Cascio, a professor of management at the University of Colorado Denver who is due to speak at the 14th World Human Resource Congress at the Melbourne Convention and Exhibition Centre on September 26-27, says he is often asked if we have learned anything over the years about over-hiring and over-firing.
“Actually, there are a lot of reasons to be optimistic,” he says on the phone from the US.
The biggest cause for celebration is data collected by the Society for Human Resource Management which shows that 60 per cent of companies have tried not to use redundancy as a first resort through this most recent financial crisis.
“A lot of companies didn’t do any downsizing ... but we don’t hear about those,” he says.
Cascio says he has been tracking the Fortune magazine 100 Best Companies To Work For lists since 2002 and 80 per cent to 85 per cent of those 100 companies have not downsized. This is despite 8.5 million people losing their jobs in the 18 months to June 2009.
“The great ones are not laying off people,” he says.
Although Cascio readily accepts that there are valid reasons to retrench – for instance, when structural change is necessary for survival – the reasons not to retrench are many.
“A very realistic course of action is for senior executives to ask themselves, is this likely to be a short-term phenomenon or is this a change in my industry? Short term is something that is going to last less than two years.”
Retrenchment is not cheap.

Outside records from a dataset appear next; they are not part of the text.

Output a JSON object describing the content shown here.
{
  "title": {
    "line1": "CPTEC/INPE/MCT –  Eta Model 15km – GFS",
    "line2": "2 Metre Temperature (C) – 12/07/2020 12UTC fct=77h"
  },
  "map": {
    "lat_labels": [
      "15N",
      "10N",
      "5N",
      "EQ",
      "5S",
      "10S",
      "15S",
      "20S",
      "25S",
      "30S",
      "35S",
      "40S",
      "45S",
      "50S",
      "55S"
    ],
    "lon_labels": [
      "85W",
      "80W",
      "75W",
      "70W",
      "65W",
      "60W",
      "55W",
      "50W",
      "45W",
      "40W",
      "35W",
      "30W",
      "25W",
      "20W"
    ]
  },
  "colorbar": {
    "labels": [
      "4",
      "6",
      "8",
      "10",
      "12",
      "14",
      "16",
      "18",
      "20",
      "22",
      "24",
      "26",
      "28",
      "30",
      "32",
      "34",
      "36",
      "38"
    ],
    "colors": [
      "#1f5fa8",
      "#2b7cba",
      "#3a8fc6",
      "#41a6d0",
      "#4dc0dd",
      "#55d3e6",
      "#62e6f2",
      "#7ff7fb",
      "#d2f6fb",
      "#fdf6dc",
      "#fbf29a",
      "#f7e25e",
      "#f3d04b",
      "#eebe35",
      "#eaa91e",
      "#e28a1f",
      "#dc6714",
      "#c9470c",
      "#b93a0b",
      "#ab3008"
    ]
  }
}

Direct costs of retrenchments are: severance pay, accrued vacation and sick pay, outplacement, administrative processing and the cost of rehiring former employees when conditions improve.

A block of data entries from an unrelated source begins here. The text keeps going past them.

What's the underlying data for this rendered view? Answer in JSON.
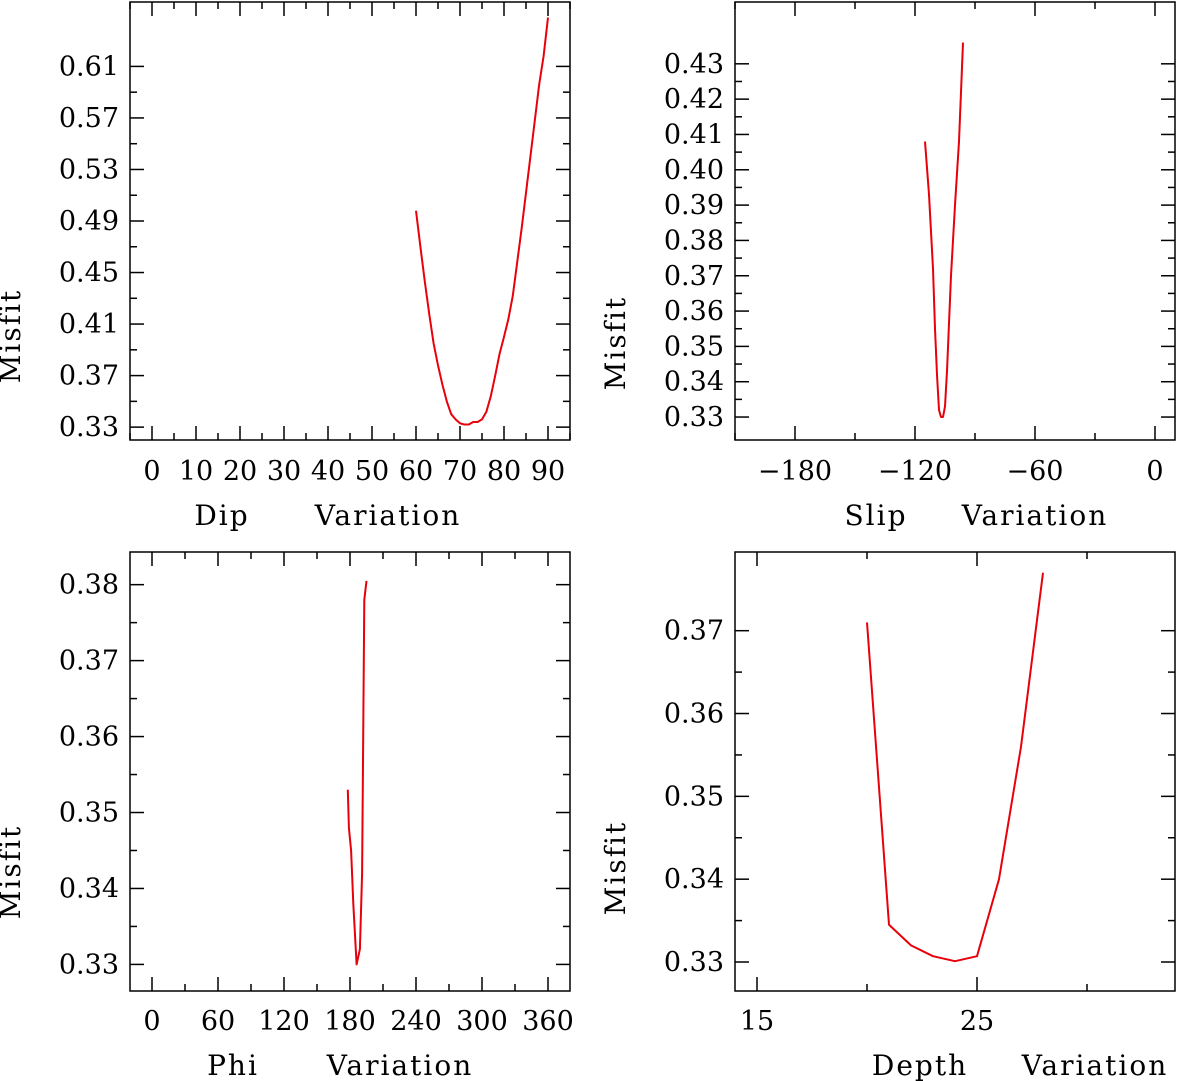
{
  "chart_data": [
    {
      "type": "line",
      "ylabel": "Misfit",
      "xlabel_words": [
        "Dip",
        "Variation"
      ],
      "xlim": [
        -5,
        95
      ],
      "ylim": [
        0.32,
        0.66
      ],
      "xticks": [
        0,
        10,
        20,
        30,
        40,
        50,
        60,
        70,
        80,
        90
      ],
      "xtick_labels": [
        "0",
        "10",
        "20",
        "30",
        "40",
        "50",
        "60",
        "70",
        "80",
        "90"
      ],
      "yticks": [
        0.33,
        0.37,
        0.41,
        0.45,
        0.49,
        0.53,
        0.57,
        0.61
      ],
      "ytick_labels": [
        "0.33",
        "0.37",
        "0.41",
        "0.45",
        "0.49",
        "0.53",
        "0.57",
        "0.61"
      ],
      "series": [
        {
          "name": "Misfit",
          "color": "#e8000b",
          "x": [
            60,
            61,
            62,
            63,
            64,
            65,
            66,
            67,
            68,
            69,
            70,
            71,
            72,
            73,
            74,
            75,
            76,
            77,
            78,
            79,
            80,
            81,
            82,
            83,
            84,
            85,
            86,
            87,
            88,
            89,
            90
          ],
          "y": [
            0.498,
            0.47,
            0.443,
            0.418,
            0.395,
            0.378,
            0.363,
            0.35,
            0.34,
            0.336,
            0.333,
            0.332,
            0.332,
            0.334,
            0.334,
            0.336,
            0.342,
            0.354,
            0.37,
            0.387,
            0.4,
            0.414,
            0.432,
            0.458,
            0.484,
            0.512,
            0.54,
            0.568,
            0.596,
            0.618,
            0.648
          ]
        }
      ]
    },
    {
      "type": "line",
      "ylabel": "Misfit",
      "xlabel_words": [
        "Slip",
        "Variation"
      ],
      "xlim": [
        -210,
        10
      ],
      "ylim": [
        0.3235,
        0.4475
      ],
      "xticks": [
        -180,
        -120,
        -60,
        0
      ],
      "xtick_labels": [
        "−180",
        "−120",
        "−60",
        "0"
      ],
      "yticks": [
        0.33,
        0.34,
        0.35,
        0.36,
        0.37,
        0.38,
        0.39,
        0.4,
        0.41,
        0.42,
        0.43
      ],
      "ytick_labels": [
        "0.33",
        "0.34",
        "0.35",
        "0.36",
        "0.37",
        "0.38",
        "0.39",
        "0.40",
        "0.41",
        "0.42",
        "0.43"
      ],
      "series": [
        {
          "name": "Misfit",
          "color": "#e8000b",
          "x": [
            -115,
            -113,
            -111,
            -110,
            -109,
            -108,
            -107,
            -106,
            -105,
            -104,
            -102,
            -100,
            -98,
            -96
          ],
          "y": [
            0.408,
            0.393,
            0.372,
            0.355,
            0.342,
            0.332,
            0.33,
            0.33,
            0.333,
            0.343,
            0.37,
            0.39,
            0.408,
            0.436
          ]
        }
      ]
    },
    {
      "type": "line",
      "ylabel": "Misfit",
      "xlabel_words": [
        "Phi",
        "Variation"
      ],
      "xlim": [
        -20,
        380
      ],
      "ylim": [
        0.3265,
        0.3843
      ],
      "xticks": [
        0,
        60,
        120,
        180,
        240,
        300,
        360
      ],
      "xtick_labels": [
        "0",
        "60",
        "120",
        "180",
        "240",
        "300",
        "360"
      ],
      "yticks": [
        0.33,
        0.34,
        0.35,
        0.36,
        0.37,
        0.38
      ],
      "ytick_labels": [
        "0.33",
        "0.34",
        "0.35",
        "0.36",
        "0.37",
        "0.38"
      ],
      "series": [
        {
          "name": "Misfit",
          "color": "#e8000b",
          "x": [
            178,
            179,
            181,
            183,
            186,
            189,
            191,
            192,
            193,
            195
          ],
          "y": [
            0.353,
            0.348,
            0.345,
            0.338,
            0.33,
            0.332,
            0.342,
            0.36,
            0.378,
            0.3805
          ]
        }
      ]
    },
    {
      "type": "line",
      "ylabel": "Misfit",
      "xlabel_words": [
        "Depth",
        "Variation"
      ],
      "xlim": [
        14,
        34
      ],
      "ylim": [
        0.3265,
        0.3795
      ],
      "xticks": [
        15,
        25
      ],
      "xtick_labels": [
        "15",
        "25"
      ],
      "yticks": [
        0.33,
        0.34,
        0.35,
        0.36,
        0.37
      ],
      "ytick_labels": [
        "0.33",
        "0.34",
        "0.35",
        "0.36",
        "0.37"
      ],
      "series": [
        {
          "name": "Misfit",
          "color": "#e8000b",
          "x": [
            20,
            21,
            22,
            23,
            24,
            25,
            26,
            27,
            28
          ],
          "y": [
            0.371,
            0.3345,
            0.332,
            0.3307,
            0.3301,
            0.3307,
            0.34,
            0.356,
            0.377
          ]
        }
      ]
    }
  ]
}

Indirect costs include: recruiting new people when conditions improve, low morale, risk-averse survivors, lack of available staff when the economy rebounds, training and retraining, legal challenges from aggrieved employees, heightened insecurity, reduced productivity, loss of institutional memory and trust in management.
In his book Responsible Restructuring: Creative and Profitable Alternatives to Layoffs, Cascio says downsizing companies generally suffer a continuing loss of business because staff cuts hurt sales and development of new products and productivity drops because high performers are more likely to leave.
Companies with very deep staff cuts underperform the market by as much as 8 per cent over the following three years.
Cascio says the most obvious alternatives to redundancies is putting people on reduced work weeks or pay freezes.
“Poll after poll shows that if you ask the workforce, roughly 85 per cent would rather take a 5 per cent to 10 per cent pay cut than see their colleagues lose their jobs,” he says. “They would rather share the pain.”
At Dupont in the US, the CEO asked his executives to “cascade down” an invitation to recommend cost-saving measures.
From 60,000 employees, they had enough great suggestions that they could cut costs without having to lay people off.
“This requires seeing the workforce as a source of solutions, rather than the source of the problem,” he says. “It is tough for senior executives to start thinking this way but the fact is, you get a lot more buy-in when you get everyone pulling together and when you have a common goal.”
■ Wayne Cascio will be in Australia to speak at the 14th World Human Resource Congress at the Melbourne Convention & Exhibition Centre, on September 26-27.